One of those educators is Mia Li, who identifies as queer, first-generation Filipinx. Li, who is also an adult performer, doesn’t think that porn should be anyone’s primary resource for learning about sex and pleasure. (And a lot of them do: A British study found that about 60 percent of college students use porn as a sex how-to.) "It’s like if anyone were to use The Fast and the Furious series to learn how to drive a car. You don’t turn to entertainment for education," Li says. “That distinction needs to be reinforced because there are huge gaps in actual sexual education—especially education that is shame-free.”

Porn shouldn't be anyone’s primary resource for learning about sex. "You don't turn to entertainment for education."
Like Barrica, Li wants sex education to address the experiences and desires of everyone, not just the mainstream. "I think we need to step away from narrowing what defines sex," she says. “P-in-V sex is so heteronormative, it cuts out a giant chunk of the population that doesn’t have heteronormative sex.” Li’s focus at O.School is "The Elusive O." “I’m actually rather subversive because I think good sex doesn’t necessarily have to have orgasms—but it can. Because there’s so much focus in pornography and entertainment with an orgasm, when sometimes the fixation on that can really hinder being present in the pleasure and the journey of it.”

Dirty Lola is another O.School instructor and runs New York’s Sex Ed A Go Go, a "sex-positive, body-positive live talk and variety show hybrid." For Lola, who identifies as Black and queer, O.School represents “a change for a lot of women who see themselves in us.” She adds that “women who normally go to classes and sex shops and read blog or even pick up books, they always see white faces and a lot of men, maybe not a lot of queer folks.” In contrast, O.School offers a platform in which queer people and POCs are taking the reins on sex education. Under the current administration, which has begun to systematically roll back the advances made over the previous eight years in sex education and reproductive rights, O.School’s approach to teaching sex is more crucial than ever—and even a form of resistance. “The more you know about your body, the less control they can have over you,” Lola says.

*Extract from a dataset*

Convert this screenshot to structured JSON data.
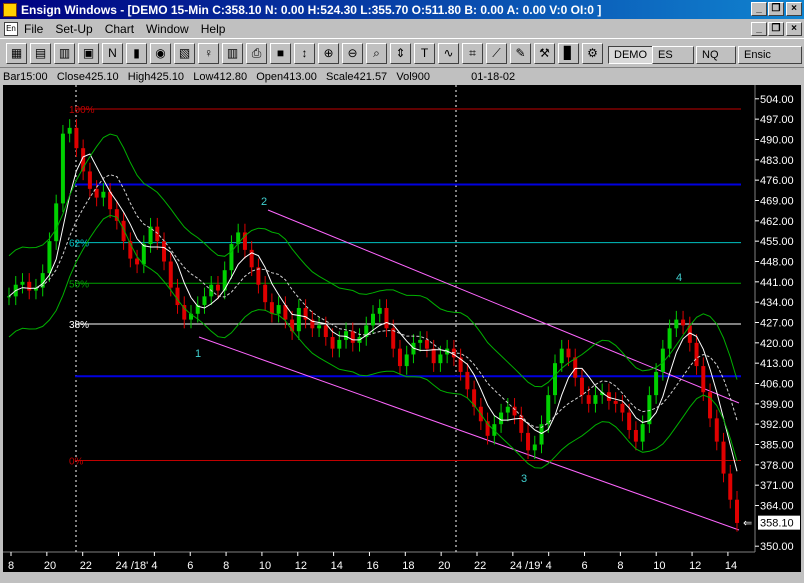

The body, and the control of it, is key to the work of O.School instructors Dalychia and Rafaella, who teach sex workshops under the name Afrosexology, As two Black women with backgrounds in social work, they felt an imperative to create a space for the Black community to talk about sex. "There is a lack of trust a lot of times when you start talking about sexuality, bodies—especially bodies of color because of historical trauma and experimentation that has occurred abroad and in the United States," Rafaella says. Even much of what we know about modern gynecology is a result of heinous experimentation on Black women.

Dalychia draws a clear connection between mainstream sex education and white supremacy. "So much of the way white supremacy has controlled people of color in this country is through fear. So, when it comes to something as pleasurable as sex, society is putting this narrative inside of you that something extremely awful is going to happen if you enjoy yourself. The second someone does do something sexual and it feels good, they realize that you lied to them and they no longer trust you as a source of information." As an instructor for O.School, Dalychia hopes to offer a new narrative: "[Black people] are also deserving of pleasure and joy and love and healthy relationships and to feel good. Our bodies deserve to be affirmed."

O.School’s message of inclusivity and promise of safe spaces aligns beautifully with Dalychia’s notion that "the people who are marginalized the most are the most deserving of pleasure, because in society nothing is affirming that we’re beautiful, that we’re lovable, that we’re deserving of anything good."

No longer satisfied to leave sex ed in the mostly white, mostly straight, mostly male hands of our government, O.School is setting out to show the U.S. how true sexual freedom can look and feel. After all, truly good sex is an unalienable right that belongs to us all.